2. Custom 1964 Pontiac Catalina Safari Wagon
Large and in charge, this 1964 Pontiac Catalina Safari reportedly began its life as a cop car, but was later transformed into the custom-built road-ripper seen here. Rocking numerous suspension, brake, and traction upgrades, this Catalina is one of those wagons that will blow your doors off on the interstate, as it hides a 468-cubic-inch big-block Nelson Racing Engine beneath its bonnet. So while everyone focuses on sourcing parts for their Nomad, we’d follow this road less taken instead.
3. The 1000-horse Audi RS6 DTM
Featuring almost twice the horsepower of the Catalina, the 1,000-horsepower Audi RS6 Avant DTM seen here is the epitome of “ridiculously dangerous fun.” Loaded with an ear-splitting cat-less Milltek exhaust system and an ungodly number of upgrades in every department, Jon Olsson’s Audi RS6 was one of the most talked about cars going into 2015’s Gumball 3000 rally from Stockholm to Vegas. But shortly after selling the vehicle to a dealership in the Netherlands, the vehicle was stolen during an armed robbery, and was later found burnt to a crisp.

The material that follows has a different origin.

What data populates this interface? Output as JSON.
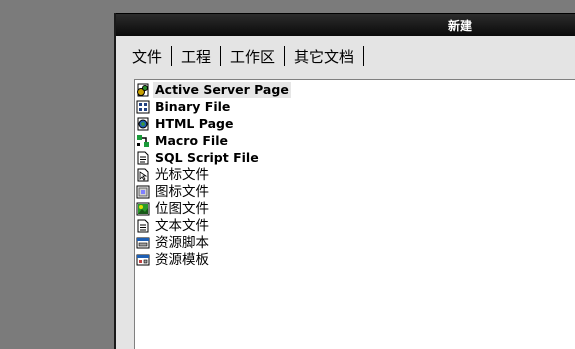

4. 1967 Volvo Amazon “Vöcks”
Our final custom wagon may be familiar to some of you, and if it is not, it should be. This gorgeous 1967 Volvo Amazon station wagon has been making the rounds on the web since it first made its debut at SEMA way back in 2006. Originally built by Koenigsegg engineer Mattias Vöcks, it features 788 horsepower and more one-off fabrication than seems possible. But perhaps one of the coolest things about this car is that it retains a Volvo powerplant: A 2.8-liter turbo inline six continuously has its way with a Getrag six-speed transmission.